Im Praxistest - die Lochfolie

Prym Lochfolie Test


Nachdem sich ein paar Fragen ergeben haben und ich zusagte, sie mir näher anzusehen, möchte ich nun hier darauf eingehen.


Zitat von Aficionada

Also mir erklärt sich der Sinn der Lochfolie noch nicht so ganz.

Wenn ich sowieso frei Hand ein Muster auf die Lochfolie zeichne, dann kann ich es doch auch gleich direkt auf den Stoff zeichnen. Oder?


Auf der Lochfolie kann man freihand zeichnen. Man kann sie nutzen, um eigene - vielfach reproduzierbare Muster zu gestalten. Das bietet sich an, wenn man zum Beispiel Rahmengrößen festlegen möchte oder Quiltmuster, die auf Blöcke übertragen werden sollen.


Insofern hat Doro mit ihrer Antwort


Zitat von Doro-macht-mit

keine Ahnung, wie es gedacht ist. Bei der Lochfolie dachte ich an Muster, die wiederholt werden sollen und da würde das wohl dann gehen.


völlig recht. ABER -

Zitat von Doro-macht-mit

Und manch einer ist so unsicher im freien Zeichnen, dass man dann vorher ein Muster vom Papier übertragen kann.


Bei dieser Bemerkung begann meine Überlegung. Wenn ich ein Muster abzeichne und auf der Lochfolie male, dann male ich ja auch dort über die vorhandenen Löcher und somit über den Untergrund. Kann dieser Untergrund bemalt werden, ist das kein Problem.


Ich habe aus einem Schnittmuster eine Vorlage abmalen wollen. Anschließend hatte ich auch auf jenem Striche. Das sollte man bedenken. Will man den Untergrund schützen, muss man etwas zwischen die Folie und das abzumalende Bild oder die Vorlage legen. Ich habe Versuche gemacht mit Butterbrotpapier und mit einer Folie. Beides ging, allerdings fiel mir dann eine weitere Einschränkung auf.
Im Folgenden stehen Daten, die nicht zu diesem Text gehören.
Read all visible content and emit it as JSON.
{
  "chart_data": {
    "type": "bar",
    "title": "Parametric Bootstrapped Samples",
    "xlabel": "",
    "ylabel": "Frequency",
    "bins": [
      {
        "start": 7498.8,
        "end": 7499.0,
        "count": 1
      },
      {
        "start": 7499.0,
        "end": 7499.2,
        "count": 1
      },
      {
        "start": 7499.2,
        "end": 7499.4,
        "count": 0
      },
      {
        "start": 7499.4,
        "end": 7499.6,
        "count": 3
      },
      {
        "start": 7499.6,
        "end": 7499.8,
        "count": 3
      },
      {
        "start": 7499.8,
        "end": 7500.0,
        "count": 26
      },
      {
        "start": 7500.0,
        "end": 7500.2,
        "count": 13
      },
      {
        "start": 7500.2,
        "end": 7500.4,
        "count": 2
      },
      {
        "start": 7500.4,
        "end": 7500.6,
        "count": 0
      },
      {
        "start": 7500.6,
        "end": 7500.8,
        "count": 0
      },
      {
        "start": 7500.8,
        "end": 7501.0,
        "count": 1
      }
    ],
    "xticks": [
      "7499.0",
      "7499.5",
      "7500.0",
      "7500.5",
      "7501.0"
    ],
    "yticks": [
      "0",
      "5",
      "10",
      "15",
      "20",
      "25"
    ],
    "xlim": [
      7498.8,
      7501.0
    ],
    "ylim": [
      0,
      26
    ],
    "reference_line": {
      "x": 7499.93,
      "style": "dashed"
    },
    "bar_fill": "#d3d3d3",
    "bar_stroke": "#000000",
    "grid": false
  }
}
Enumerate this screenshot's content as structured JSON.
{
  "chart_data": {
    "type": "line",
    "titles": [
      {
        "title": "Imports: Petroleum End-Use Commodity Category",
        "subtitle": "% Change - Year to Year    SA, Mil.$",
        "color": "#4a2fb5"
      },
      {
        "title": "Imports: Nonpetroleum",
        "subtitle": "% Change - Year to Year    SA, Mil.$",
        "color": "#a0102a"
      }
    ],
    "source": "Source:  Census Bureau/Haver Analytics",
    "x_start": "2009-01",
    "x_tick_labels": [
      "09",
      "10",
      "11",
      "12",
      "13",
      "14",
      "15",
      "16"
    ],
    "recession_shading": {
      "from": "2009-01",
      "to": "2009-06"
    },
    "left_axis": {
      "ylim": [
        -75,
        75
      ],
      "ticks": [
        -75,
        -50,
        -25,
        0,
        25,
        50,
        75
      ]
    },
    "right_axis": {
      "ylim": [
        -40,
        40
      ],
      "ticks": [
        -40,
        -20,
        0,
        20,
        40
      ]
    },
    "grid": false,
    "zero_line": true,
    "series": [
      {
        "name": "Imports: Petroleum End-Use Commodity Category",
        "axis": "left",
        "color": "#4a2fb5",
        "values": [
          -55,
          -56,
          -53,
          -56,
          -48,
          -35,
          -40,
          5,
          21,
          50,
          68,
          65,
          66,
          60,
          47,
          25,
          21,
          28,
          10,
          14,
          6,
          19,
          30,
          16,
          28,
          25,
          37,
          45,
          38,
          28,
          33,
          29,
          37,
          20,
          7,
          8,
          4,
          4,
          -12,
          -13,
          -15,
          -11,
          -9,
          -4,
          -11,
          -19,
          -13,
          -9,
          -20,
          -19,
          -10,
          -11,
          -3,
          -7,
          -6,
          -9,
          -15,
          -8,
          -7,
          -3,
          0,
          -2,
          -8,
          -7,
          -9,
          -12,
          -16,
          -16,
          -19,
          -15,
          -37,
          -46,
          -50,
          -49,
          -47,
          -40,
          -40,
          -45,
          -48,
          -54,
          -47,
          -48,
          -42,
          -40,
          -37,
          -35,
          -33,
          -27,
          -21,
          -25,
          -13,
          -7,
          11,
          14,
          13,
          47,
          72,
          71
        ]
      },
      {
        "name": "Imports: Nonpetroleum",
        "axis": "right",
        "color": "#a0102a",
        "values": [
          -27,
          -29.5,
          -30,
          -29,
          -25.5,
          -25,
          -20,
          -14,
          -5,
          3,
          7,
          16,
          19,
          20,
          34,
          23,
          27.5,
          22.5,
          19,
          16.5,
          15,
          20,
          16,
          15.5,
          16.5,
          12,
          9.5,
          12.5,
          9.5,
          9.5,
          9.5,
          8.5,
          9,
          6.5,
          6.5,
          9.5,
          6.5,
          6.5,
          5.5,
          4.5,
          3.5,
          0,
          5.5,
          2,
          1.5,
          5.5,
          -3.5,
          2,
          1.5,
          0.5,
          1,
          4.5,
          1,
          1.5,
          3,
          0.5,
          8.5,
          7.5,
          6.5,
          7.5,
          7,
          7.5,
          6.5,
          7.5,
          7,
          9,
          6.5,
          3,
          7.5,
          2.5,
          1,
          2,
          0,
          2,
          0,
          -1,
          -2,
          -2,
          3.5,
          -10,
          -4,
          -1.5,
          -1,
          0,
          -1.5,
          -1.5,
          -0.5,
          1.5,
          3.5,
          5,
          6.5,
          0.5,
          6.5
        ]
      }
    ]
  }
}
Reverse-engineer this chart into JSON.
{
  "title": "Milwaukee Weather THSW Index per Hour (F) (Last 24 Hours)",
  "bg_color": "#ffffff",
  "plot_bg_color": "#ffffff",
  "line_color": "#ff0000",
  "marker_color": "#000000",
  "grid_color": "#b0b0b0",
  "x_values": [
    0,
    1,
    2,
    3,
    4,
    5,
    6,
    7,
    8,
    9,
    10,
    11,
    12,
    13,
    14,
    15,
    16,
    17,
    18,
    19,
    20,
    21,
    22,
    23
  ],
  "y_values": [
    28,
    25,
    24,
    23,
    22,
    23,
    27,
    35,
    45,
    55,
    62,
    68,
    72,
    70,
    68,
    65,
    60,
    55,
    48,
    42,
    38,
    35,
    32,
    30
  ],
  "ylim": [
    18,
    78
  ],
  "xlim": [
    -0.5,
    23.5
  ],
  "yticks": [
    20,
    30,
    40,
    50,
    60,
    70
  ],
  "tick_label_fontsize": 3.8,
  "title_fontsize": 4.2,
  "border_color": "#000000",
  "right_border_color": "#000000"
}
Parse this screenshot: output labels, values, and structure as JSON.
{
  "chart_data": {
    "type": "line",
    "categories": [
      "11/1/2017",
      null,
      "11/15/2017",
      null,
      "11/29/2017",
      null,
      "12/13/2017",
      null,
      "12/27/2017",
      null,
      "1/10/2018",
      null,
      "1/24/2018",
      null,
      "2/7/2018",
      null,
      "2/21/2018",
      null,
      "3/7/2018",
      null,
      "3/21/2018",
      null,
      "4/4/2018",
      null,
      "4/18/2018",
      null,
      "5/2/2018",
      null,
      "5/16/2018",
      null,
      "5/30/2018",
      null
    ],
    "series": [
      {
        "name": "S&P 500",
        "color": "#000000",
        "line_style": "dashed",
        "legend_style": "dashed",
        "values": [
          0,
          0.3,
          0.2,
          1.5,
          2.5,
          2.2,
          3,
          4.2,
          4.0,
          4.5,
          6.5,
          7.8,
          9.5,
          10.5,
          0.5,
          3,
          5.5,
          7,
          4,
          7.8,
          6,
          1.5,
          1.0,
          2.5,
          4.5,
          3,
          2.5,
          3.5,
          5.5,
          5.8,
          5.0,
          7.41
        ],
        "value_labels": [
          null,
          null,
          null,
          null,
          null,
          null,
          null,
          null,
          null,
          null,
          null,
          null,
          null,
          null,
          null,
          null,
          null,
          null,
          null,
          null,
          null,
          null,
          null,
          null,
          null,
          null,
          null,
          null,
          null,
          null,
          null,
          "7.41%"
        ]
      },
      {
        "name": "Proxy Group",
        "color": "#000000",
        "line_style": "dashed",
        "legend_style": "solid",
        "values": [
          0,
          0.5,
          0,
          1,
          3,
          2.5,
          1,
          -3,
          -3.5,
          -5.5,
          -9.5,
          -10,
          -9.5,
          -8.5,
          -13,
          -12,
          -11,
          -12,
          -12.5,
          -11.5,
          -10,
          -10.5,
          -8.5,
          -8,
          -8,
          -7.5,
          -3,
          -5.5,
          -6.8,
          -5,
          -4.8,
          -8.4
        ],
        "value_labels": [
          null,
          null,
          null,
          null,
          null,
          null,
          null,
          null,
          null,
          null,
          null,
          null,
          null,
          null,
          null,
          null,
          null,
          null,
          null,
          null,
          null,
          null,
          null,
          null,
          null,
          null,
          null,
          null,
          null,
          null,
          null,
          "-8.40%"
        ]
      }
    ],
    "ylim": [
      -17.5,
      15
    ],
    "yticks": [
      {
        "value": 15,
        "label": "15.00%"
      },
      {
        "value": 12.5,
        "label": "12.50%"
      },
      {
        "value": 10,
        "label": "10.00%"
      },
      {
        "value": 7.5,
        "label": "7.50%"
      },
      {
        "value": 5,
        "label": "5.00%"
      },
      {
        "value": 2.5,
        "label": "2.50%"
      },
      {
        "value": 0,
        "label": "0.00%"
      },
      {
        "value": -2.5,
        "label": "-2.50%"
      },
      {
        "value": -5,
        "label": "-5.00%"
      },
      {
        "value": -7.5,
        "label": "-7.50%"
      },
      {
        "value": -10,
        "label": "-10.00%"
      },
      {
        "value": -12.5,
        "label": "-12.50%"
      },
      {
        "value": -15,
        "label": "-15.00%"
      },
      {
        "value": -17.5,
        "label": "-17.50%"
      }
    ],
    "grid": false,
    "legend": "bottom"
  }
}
Meine Versuche waren mit dem Trickmarker insofern schwierig, als dass dieser auf der Folie nicht ausreichend haftete sondern wie ein Filzstift auf Folie als feuchte Fläche darauf lag. Als ich die Folie abnahm, verschmierten die Punkte darunter und auf meinem Untergrund blieben Flecke und beim Positionieren auf den Stoff wurden diese ebenso übertragen. Das Trocknen der Kontur hatte zur Folge, dass sie nicht mehr ausreichend sichtbar war.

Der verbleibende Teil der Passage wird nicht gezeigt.